15 votes

Amazon's face recognition falsely matched twenty-eight members of Congress with mugshots

4 comments

  1. [2]
    chocolate
    Link
    Four things. I'd like to see the photos they were falsely matched with. If they are genuinely people who look like them, that's just the way faces and facial recognition work. 'People of colour'...

    Four things.

    1. I'd like to see the photos they were falsely matched with. If they are genuinely people who look like them, that's just the way faces and facial recognition work.

    Nearly 40 percent of Rekognition’s false matches in our test were of people of color, even though they make up only 20 percent of Congress.

    1. 'People of colour' being falsely matched at a higher rate could indicate one of three things. The software may be performing poorly (possible). Certain ethnicities look more similar than others (true in some cases, but certainly not for African Americans who tend to be racially mixed). There may simply be a disproportionately large pool to get a false match against (most probable, and easiest to verify as police records generally include a race).

    2. There also seems to be a massive gender disparity - only one of the 28 positives appears to be a woman. The article doesn't tell us the makeup of the sample group, but if it were 50/50 then men are 27x more likely to be flagged. If they were a proper randomised sample (as the above quote suggests) then there should still be 5-6 women flagged.

    3. Are we really sure they were false matches? Joking.

    This is a serious issue. The racial and gender disparities may be poor software, which can be fixed. If they are a case of the different relative sizes of pools, we're in trouble - no matter how accurate you get, people have doppelgangers.

    Police aren't even my biggest concern. Imagine not being able to get a job because employers start using this en masse and you just happened to look identical to the police sketch of a serial arsonist. You would probably never know, and even if you did are you going to include a disclaimer on your resume?

    4 votes
    1. Emerald_Knight
      Link Parent
      I recall reading once (I honestly can't remember where) that a particular trait or set of traits tends to vary more within certain ethnicities than in others. Thus, software that is trained...

      Certain ethnicities look more similar than others

      I recall reading once (I honestly can't remember where) that a particular trait or set of traits tends to vary more within certain ethnicities than in others. Thus, software that is trained primarily on Caucasians will likely be biased toward facial features that are more prominent and identifying among Caucasians. If those facial features don't vary as much among other ethnicities, where a different set of features is typically more prominent and identifying, then false matches are likely to occur as a result.

      I also seem to recall something about a machine learning algorithm being trained such that the images containing the type of subject intended to be identified all happened to also have copyright statements, and so it was inadvertently trained to look for those copyright statements rather than the intended subject. It's similar to the problem presented here.

      Unfortunately I don't have sources for these and a quick search isn't yielding any helpful results. If anyone wants to provide sources supporting or debunking this, please feel free to do so :)

      3 votes
  2. patience_limited
    Link
    The other troubling piece of this is the sheer number of people (predominantly people of color) who have mugshots in various criminal justice information systems in the first place. How many are...

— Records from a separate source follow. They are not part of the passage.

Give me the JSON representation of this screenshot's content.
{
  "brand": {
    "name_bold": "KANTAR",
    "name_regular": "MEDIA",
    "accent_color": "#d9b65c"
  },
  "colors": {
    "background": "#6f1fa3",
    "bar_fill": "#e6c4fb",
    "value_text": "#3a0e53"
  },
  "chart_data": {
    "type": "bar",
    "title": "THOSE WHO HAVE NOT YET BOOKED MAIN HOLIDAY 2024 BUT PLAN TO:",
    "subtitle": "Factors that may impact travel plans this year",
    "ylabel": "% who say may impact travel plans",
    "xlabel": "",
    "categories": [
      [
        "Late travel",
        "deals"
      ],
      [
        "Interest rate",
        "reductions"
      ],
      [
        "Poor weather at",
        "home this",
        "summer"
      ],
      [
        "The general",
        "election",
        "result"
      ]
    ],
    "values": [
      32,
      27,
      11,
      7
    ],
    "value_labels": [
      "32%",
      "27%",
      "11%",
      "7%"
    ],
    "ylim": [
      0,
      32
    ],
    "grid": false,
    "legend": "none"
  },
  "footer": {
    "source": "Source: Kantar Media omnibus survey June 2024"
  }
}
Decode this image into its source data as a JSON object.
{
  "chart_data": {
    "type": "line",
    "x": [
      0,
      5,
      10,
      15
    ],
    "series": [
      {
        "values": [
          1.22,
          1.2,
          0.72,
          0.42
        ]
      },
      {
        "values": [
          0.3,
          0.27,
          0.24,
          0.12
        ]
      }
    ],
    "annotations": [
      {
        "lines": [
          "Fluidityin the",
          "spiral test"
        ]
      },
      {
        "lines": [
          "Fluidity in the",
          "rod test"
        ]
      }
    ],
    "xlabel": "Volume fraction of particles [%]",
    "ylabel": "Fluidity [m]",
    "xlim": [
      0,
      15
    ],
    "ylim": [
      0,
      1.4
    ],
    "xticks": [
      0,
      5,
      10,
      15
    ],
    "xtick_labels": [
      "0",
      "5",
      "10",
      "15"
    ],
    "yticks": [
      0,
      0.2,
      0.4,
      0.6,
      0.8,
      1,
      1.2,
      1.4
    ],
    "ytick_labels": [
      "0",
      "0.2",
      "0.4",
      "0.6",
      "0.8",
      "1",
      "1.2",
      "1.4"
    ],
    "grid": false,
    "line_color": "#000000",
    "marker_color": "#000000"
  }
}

    The other troubling piece of this is the sheer number of people (predominantly people of color) who have mugshots in various criminal justice information systems in the first place. How many are photos of juveniles, how many of people who weren't actually convicted of crimes, how many are so ill-transmitted or preserved that they're essentially too noisy for identification?

    With so many people to match against, how much greater is the likelihood of false matches?

    I say this in part because I once spent a few hours isolated at a U.S./Canadian border checkpoint, being asked some very discomfiting questions ("have you ever handled explosives?"). I was told on release that I "matched" a dubiously general physical description and a very fuzzy faxed Interpol photo.

    At the time, it was an inconvenience, if moderately chilling. There weren't hair-trigger police and opaque background checks for everything - jobs, housing, credit, child custody.

    Facial recognition is far too risky, and far too open to abuse.

    4 votes
  3. SourceContribute
    Link
    Maybe it's just predictive policing? heh.

    Maybe it's just predictive policing? heh.